En traitant de deux combats emblématiques du Che, l'un victorieux (l'épopée cubaine), l'autre qui virera au fiasco en Bolivie, Soderbergh construit un étrange rise and fall austère et anti-spectaculaire, mais toujours aux côtés de son protagoniste. D'une partie à l'autre, l'euphorie laisse place à une gueule de bois agonisante, où seules les convictions subsistent au gré des épreuves. Accessoirement, voir le cinéaste qui s'est maintes fois attelé à disséquer les mécanismes et dégâts du capitalisme de The Informant à The Laundromat, de The Girlfriend Experience à La Grande traversée, s'offrir une parenthèse communiste a quelque chose d'excitant.

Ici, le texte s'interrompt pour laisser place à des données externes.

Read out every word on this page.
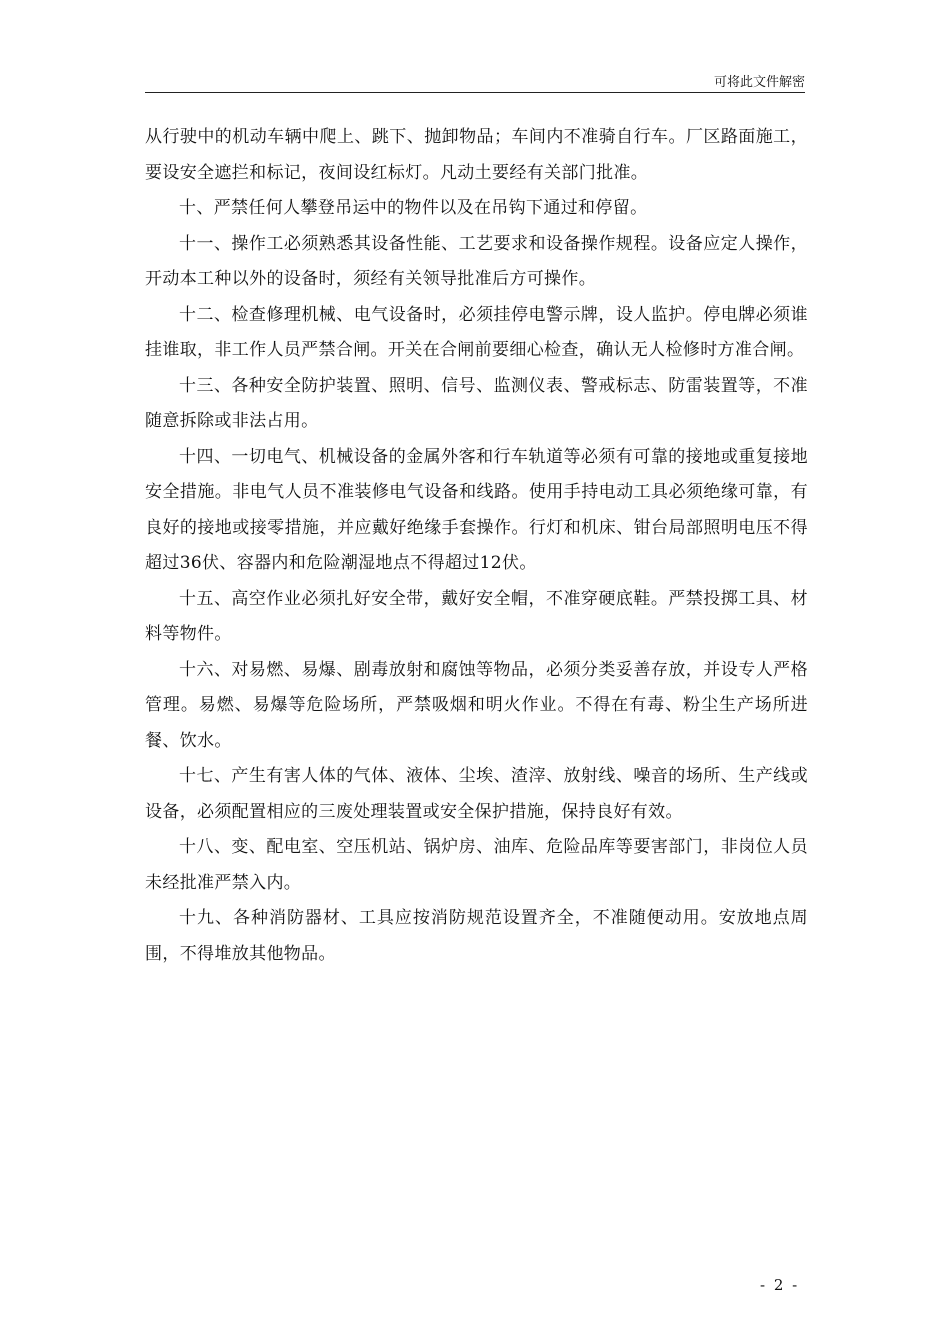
可将此文件解密

从行驶中的机动车辆中爬上、跳下、抛卸物品；车间内不准骑自行车。厂区路面施工，要设安全遮拦和标记，夜间设红标灯。凡动土要经有关部门批准。

十、严禁任何人攀登吊运中的物件以及在吊钩下通过和停留。

十一、操作工必须熟悉其设备性能、工艺要求和设备操作规程。设备应定人操作，开动本工种以外的设备时，须经有关领导批准后方可操作。

十二、检查修理机械、电气设备时，必须挂停电警示牌，设人监护。停电牌必须谁挂谁取，非工作人员严禁合闸。开关在合闸前要细心检查，确认无人检修时方准合闸。

十三、各种安全防护装置、照明、信号、监测仪表、警戒标志、防雷装置等，不准随意拆除或非法占用。

十四、一切电气、机械设备的金属外客和行车轨道等必须有可靠的接地或重复接地安全措施。非电气人员不准装修电气设备和线路。使用手持电动工具必须绝缘可靠，有良好的接地或接零措施，并应戴好绝缘手套操作。行灯和机床、钳台局部照明电压不得超过36伏、容器内和危险潮湿地点不得超过12伏。

十五、高空作业必须扎好安全带，戴好安全帽，不准穿硬底鞋。严禁投掷工具、材料等物件。

十六、对易燃、易爆、剧毒放射和腐蚀等物品，必须分类妥善存放，并设专人严格管理。易燃、易爆等危险场所，严禁吸烟和明火作业。不得在有毒、粉尘生产场所进餐、饮水。

十七、产生有害人体的气体、液体、尘埃、渣滓、放射线、噪音的场所、生产线或设备，必须配置相应的三废处理装置或安全保护措施，保持良好有效。

十八、变、配电室、空压机站、锅炉房、油库、危险品库等要害部门，非岗位人员未经批准严禁入内。

十九、各种消防器材、工具应按消防规范设置齐全，不准随便动用。安放地点周围，不得堆放其他物品。

- 2 -
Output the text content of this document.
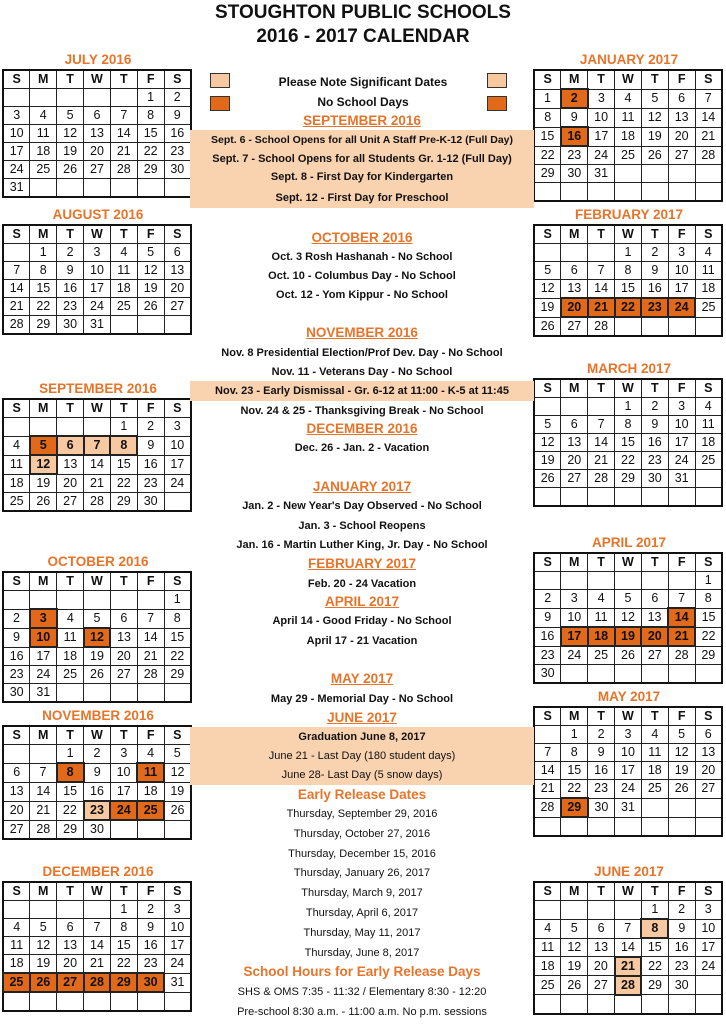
STOUGHTON PUBLIC SCHOOLS
2016 - 2017 CALENDAR
Please Note Significant Dates
No School Days
JULY 2016
S	M	T	W	T	F	S
					1	2
3	4	5	6	7	8	9
10	11	12	13	14	15	16
17	18	19	20	21	22	23
24	25	26	27	28	29	30
31						
AUGUST 2016
S	M	T	W	T	F	S
	1	2	3	4	5	6
7	8	9	10	11	12	13
14	15	16	17	18	19	20
21	22	23	24	25	26	27
28	29	30	31			
SEPTEMBER 2016
S	M	T	W	T	F	S
				1	2	3
4	5	6	7	8	9	10
11	12	13	14	15	16	17
18	19	20	21	22	23	24
25	26	27	28	29	30	
OCTOBER 2016
S	M	T	W	T	F	S
						1
2	3	4	5	6	7	8
9	10	11	12	13	14	15
16	17	18	19	20	21	22
23	24	25	26	27	28	29
30	31					
NOVEMBER 2016
S	M	T	W	T	F	S
		1	2	3	4	5
6	7	8	9	10	11	12
13	14	15	16	17	18	19
20	21	22	23	24	25	26
27	28	29	30			
DECEMBER 2016
S	M	T	W	T	F	S
				1	2	3
4	5	6	7	8	9	10
11	12	13	14	15	16	17
18	19	20	21	22	23	24
25	26	27	28	29	30	31

JANUARY 2017
S	M	T	W	T	F	S
1	2	3	4	5	6	7
8	9	10	11	12	13	14
15	16	17	18	19	20	21
22	23	24	25	26	27	28
29	30	31				

FEBRUARY 2017
S	M	T	W	T	F	S
			1	2	3	4
5	6	7	8	9	10	11
12	13	14	15	16	17	18
19	20	21	22	23	24	25
26	27	28				
MARCH 2017
S	M	T	W	T	F	S
			1	2	3	4
5	6	7	8	9	10	11
12	13	14	15	16	17	18
19	20	21	22	23	24	25
26	27	28	29	30	31	

APRIL 2017
S	M	T	W	T	F	S
						1
2	3	4	5	6	7	8
9	10	11	12	13	14	15
16	17	18	19	20	21	22
23	24	25	26	27	28	29
30						
MAY 2017
S	M	T	W	T	F	S
	1	2	3	4	5	6
7	8	9	10	11	12	13
14	15	16	17	18	19	20
21	22	23	24	25	26	27
28	29	30	31			

JUNE 2017
S	M	T	W	T	F	S
				1	2	3
4	5	6	7	8	9	10
11	12	13	14	15	16	17
18	19	20	21	22	23	24
25	26	27	28	29	30	

SEPTEMBER 2016
Sept. 6 - School Opens for all Unit A Staff Pre-K-12 (Full Day)
Sept. 7 - School Opens for all Students Gr. 1-12 (Full Day)
Sept. 8 - First Day for Kindergarten
Sept. 12 - First Day for Preschool
OCTOBER 2016
Oct. 3 Rosh Hashanah - No School
Oct. 10 - Columbus Day - No School
Oct. 12 - Yom Kippur - No School
NOVEMBER 2016
Nov. 8 Presidential Election/Prof Dev. Day - No School
Nov. 11 - Veterans Day - No School
Nov. 23 - Early Dismissal - Gr. 6-12 at 11:00 - K-5 at 11:45
Nov. 24 & 25 - Thanksgiving Break - No School
DECEMBER 2016
Dec. 26 - Jan. 2 - Vacation
JANUARY 2017
Jan. 2 - New Year's Day Observed - No School
Jan. 3 - School Reopens
Jan. 16 - Martin Luther King, Jr. Day - No School
FEBRUARY 2017
Feb. 20 - 24 Vacation
APRIL 2017
April 14 - Good Friday - No School
April 17 - 21 Vacation
MAY 2017
May 29 - Memorial Day - No School
JUNE 2017
Graduation June 8, 2017
June 21 - Last Day (180 student days)
June 28- Last Day (5 snow days)
Early Release Dates
Thursday, September 29, 2016
Thursday, October 27, 2016
Thursday, December 15, 2016
Thursday, January 26, 2017
Thursday, March 9, 2017
Thursday, April 6, 2017
Thursday, May 11, 2017
Thursday, June 8, 2017
School Hours for Early Release Days
SHS & OMS 7:35 - 11:32 / Elementary 8:30 - 12:20
Pre-school 8:30 a.m. - 11:00 a.m. No p.m. sessions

Monsieur Smith au Sénat de Frank Capra
Et si Monsieur-tout-le-monde était plongé dans le monde sans pitié de la politique ? À partir d'un postulat simple, Frank Capra brosse un portrait plein d'humanisme et d'espoir tout en dépeignant un système gangréné par les intérêts privés. Ce Monsieur Smith, c'est James Stewart qui l'incarne. Jeune homme naïf et idéaliste, il se retrouve propulsé sénateur malgré lui et devient le fer de lance du combat contre la corruption. Sept ans avant le conte de Noël La Vie est belle, le duo Stewart / Capra abordait déjà de front les fondements de la société américaine, sans aucun cynisme mais fort d'un regard qui n'élude nullement ses travers.
Considéré par beaucoup comme le premier film de l'histoire mettant en scène une figure de lanceur d'alerte, celui-ci secoua à sa manière l'univers politique états-unien. Certains membres du Congrès tentèrent même d'interdire sa sortie en Europe craignant qu'il nuise à l'image du pays. En cette période électorale mouvementée outre-Atlantique, le moment est parfaitement choisi de suivre cet anonyme dans les arcanes du pouvoir yankee.